Une chose qui n'a rien de commun avec une autre ne peut pas être cause de son existence.
VI. Une chose qui est cause de soi ne peut s'être limitée elle-même.
VII. Ce par quoi les choses sont conservées est, de sa nature, antérieur à ces choses.
Propositions.
I. Aucune substance réelle ne peut posséder un attribut qui appartient déjà à une autre substance ; en d'autres termes, il ne peut exister dans la nature deux substances qui soient réellement distinctes.
Démonstration. – En effet, puisque ce sont deux substances, elles sont distinctes, et (par l'ax. II) elles se distinguent soit réellement, soit modalement ; mais elles ne peuvent se distinguer modalement, car alors les modes seraient antérieurs à la substance (contre l’ax. I) ; il faut donc qu'elles se distinguent réellement. Donc (par l'ax. IV), elles ne peuvent avoir rien de commun. Q. E. D.
II. Une substance ne peut être cause de l'existence d'une autre substance.
Une telle substance n'a rien en soi qui la rende capable d'une telle action (par la 1° proposition), car la différence de l'une et de l’autre est réelle : c'est pourquoi (par l’ax. V) l’une ne peut pas produire l’autre.
III. Toute substance est infinie de sa nature et est absolument parfaite en son genre.
Dém. – Aucune substance (par la 2° proposition) ne peut être produite par une autre. Donc, si elle existe réellement, ou elle est un attribut de Dieu, ou elle est cause d'elle-même en dehors de Dieu. Dans le premier cas, elle est nécessairement infinie et parfaite en son genre, comme tous les attributs de Dieu ; dans le second cas, elle l’est également, car (par l’ax. VI) elle n’a pu se limiter elle-même.
IV. L'existence appartient nécessairement à l'essence, et il est impossible qu'il y ait dans l'entendement infini l'idée de l'essence de quelque substance, qui n'existerait pas réellement dans la nature.

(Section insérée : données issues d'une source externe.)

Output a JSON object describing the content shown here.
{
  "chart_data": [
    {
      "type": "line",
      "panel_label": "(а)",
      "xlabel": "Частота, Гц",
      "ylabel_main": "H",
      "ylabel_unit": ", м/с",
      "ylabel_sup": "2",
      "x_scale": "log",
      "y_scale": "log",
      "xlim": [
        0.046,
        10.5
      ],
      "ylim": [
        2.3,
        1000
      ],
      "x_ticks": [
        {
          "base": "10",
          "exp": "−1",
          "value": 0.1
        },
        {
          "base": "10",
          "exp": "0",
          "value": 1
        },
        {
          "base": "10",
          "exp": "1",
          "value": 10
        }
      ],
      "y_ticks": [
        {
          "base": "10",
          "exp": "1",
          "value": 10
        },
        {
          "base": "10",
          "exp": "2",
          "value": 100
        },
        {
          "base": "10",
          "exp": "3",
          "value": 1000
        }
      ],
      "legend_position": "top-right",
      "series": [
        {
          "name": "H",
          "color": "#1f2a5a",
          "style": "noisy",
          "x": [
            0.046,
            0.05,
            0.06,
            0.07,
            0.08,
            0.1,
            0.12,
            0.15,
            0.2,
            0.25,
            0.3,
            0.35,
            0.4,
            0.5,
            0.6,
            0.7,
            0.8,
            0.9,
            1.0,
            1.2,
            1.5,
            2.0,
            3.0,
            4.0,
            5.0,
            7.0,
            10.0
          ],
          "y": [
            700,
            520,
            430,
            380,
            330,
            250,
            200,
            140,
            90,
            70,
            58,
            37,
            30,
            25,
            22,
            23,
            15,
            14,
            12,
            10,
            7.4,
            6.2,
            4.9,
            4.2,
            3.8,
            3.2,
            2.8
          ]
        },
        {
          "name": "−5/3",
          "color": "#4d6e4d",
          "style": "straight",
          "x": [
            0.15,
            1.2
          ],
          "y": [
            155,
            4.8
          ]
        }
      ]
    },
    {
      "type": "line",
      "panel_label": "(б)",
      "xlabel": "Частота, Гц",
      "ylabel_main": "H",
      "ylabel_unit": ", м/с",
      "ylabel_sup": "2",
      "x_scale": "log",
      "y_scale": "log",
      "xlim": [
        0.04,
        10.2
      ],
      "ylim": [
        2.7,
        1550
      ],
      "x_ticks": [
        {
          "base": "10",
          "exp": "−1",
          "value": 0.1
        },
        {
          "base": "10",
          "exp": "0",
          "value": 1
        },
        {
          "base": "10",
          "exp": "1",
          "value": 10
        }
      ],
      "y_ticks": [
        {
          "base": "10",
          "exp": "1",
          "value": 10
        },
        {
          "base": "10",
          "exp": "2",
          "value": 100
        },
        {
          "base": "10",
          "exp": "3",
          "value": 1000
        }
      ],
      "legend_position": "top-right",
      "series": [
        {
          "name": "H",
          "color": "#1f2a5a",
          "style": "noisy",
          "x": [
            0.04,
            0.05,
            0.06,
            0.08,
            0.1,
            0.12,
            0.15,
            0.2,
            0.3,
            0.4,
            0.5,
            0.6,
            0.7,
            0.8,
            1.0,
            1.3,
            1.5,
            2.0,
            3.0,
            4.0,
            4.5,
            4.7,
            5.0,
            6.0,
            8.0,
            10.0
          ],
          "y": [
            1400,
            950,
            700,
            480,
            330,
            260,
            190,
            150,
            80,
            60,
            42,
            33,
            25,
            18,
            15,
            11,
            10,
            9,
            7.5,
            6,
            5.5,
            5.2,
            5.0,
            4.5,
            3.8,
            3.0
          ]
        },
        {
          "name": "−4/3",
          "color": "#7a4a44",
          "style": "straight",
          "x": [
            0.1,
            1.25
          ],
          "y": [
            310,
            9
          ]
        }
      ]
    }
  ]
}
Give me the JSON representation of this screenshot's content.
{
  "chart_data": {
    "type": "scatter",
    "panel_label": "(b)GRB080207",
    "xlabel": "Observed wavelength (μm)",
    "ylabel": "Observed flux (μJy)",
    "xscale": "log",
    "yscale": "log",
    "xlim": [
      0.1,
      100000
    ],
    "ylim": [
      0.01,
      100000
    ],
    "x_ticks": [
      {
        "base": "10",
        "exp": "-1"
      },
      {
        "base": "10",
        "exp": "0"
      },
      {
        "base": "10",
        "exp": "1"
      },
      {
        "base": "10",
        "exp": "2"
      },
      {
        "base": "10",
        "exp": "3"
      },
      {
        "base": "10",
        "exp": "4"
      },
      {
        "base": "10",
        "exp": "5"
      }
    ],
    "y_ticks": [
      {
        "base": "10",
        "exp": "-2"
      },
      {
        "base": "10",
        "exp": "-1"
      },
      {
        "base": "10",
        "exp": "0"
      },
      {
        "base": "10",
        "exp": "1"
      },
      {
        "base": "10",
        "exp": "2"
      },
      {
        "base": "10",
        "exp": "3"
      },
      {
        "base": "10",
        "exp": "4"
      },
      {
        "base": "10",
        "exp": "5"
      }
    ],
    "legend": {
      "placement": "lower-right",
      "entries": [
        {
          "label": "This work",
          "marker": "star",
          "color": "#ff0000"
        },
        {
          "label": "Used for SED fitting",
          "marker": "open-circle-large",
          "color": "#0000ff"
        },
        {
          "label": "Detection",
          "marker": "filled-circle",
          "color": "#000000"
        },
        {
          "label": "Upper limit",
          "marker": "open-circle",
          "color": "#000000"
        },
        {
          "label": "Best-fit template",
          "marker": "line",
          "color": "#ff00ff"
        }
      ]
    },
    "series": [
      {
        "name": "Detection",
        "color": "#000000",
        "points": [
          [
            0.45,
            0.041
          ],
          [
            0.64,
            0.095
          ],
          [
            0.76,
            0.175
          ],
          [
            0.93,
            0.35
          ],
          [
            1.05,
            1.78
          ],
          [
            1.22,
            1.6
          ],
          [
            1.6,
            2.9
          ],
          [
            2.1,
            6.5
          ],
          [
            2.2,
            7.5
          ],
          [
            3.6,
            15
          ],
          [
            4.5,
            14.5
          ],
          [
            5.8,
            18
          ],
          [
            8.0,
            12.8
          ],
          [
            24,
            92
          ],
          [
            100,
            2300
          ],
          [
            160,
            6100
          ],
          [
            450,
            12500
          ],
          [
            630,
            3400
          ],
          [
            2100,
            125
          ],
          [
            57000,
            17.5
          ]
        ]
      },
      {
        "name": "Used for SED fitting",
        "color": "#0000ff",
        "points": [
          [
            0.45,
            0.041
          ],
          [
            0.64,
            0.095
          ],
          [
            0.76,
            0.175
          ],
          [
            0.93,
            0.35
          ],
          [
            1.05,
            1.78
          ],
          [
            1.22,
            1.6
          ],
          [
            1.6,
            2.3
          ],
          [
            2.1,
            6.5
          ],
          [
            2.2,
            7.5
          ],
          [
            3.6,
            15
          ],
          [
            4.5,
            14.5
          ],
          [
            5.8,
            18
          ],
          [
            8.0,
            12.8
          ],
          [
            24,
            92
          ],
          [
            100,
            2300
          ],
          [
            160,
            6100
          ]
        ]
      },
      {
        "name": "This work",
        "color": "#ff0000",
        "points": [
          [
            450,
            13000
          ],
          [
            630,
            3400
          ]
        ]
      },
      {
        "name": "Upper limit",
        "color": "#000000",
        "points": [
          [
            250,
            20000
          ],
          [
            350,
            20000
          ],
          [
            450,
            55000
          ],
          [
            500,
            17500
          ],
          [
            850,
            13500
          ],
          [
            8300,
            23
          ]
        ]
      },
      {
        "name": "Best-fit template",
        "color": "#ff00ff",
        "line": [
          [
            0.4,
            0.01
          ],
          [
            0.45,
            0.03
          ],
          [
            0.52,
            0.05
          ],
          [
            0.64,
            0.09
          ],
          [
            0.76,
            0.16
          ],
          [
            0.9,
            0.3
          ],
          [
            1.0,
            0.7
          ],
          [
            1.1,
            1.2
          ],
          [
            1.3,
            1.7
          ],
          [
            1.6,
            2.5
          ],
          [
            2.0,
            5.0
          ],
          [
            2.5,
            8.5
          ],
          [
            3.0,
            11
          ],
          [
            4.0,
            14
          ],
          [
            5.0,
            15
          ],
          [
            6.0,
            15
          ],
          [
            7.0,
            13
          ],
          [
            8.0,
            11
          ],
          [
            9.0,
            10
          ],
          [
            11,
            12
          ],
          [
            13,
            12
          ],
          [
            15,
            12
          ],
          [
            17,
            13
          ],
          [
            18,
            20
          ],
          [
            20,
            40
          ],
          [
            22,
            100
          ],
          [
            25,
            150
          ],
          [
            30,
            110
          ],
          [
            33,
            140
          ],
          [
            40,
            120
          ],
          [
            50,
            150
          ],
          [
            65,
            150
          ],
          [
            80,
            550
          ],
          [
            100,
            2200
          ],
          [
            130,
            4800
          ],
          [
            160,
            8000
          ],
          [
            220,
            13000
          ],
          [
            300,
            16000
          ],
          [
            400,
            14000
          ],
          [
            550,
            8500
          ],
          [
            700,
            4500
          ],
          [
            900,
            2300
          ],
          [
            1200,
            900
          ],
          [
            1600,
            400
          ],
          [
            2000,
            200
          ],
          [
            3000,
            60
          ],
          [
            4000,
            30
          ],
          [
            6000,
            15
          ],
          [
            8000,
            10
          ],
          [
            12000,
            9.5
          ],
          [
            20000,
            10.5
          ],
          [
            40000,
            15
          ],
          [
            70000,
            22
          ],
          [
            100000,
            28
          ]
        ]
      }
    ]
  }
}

Dém. – La vraie essence d'un objet est quelque chose de réellement distinct de l’idée de cet objet ; et ce quelque chose, ou bien existe réellement (par l'ax. III), ou est compris dans une autre chose qui existe réellement et dont il ne se distingue que d'une manière modale et non réelle. Telles sont les choses que nous voyons autour de nous, lesquelles, avant d'exister, étaient contenues en puissance dans l’idée de l’étendue, du mouvement et du repos, et qui, lorsqu'elles existent, ne se distinguent de l'étendue que d'une manière modale et non réelle. Mais il impliquerait contradiction :
1° Que l'essence d'une substance fût comprise ainsi dans l’idée d’une autre chose, dont elle ne se distinguerait pas réellement (contre la 2° proposition) ;
2° Qu'elle pût être produite par le sujet qui la contient (contre la 1° proposition) ;
3° Enfin, qu'elle ne fût pas infinie de sa nature et souverainement parfaite en son genre (contre la 3° proposition). Par conséquent, son essence ne pouvant être comprise dans aucune autre, elle doit exister par elle-même.
Corollaire.
La nature est connue par soi et non par aucune autre chose. Elle est constituée par un nombre infini d’attributs dont chacun est infini ou parfait en son genre, et tel que l'existence appartient à son essence, de telle sorte qu'en dehors d'elle il ne peut y avoir aucune essence et aucun être, et qu’elle se confond absolument avec l'essence auguste et bénie de Dieu.
II. DE L'ÂME HUMAINE.
(1) L'homme étant une chose créée et finie, ce qui, en lui, possède la pensée, ce que nous appelons âme, est nécessairement un mode de cet attribut auquel nous donnons le nom de pensée ; et rien autre chose que cette modification ne peut appartenir à son essence ; au point même que si cette modification est détruite, l'âme humaine est détruite en même temps, tandis que l’attribut de la pensée demeure inaltérable.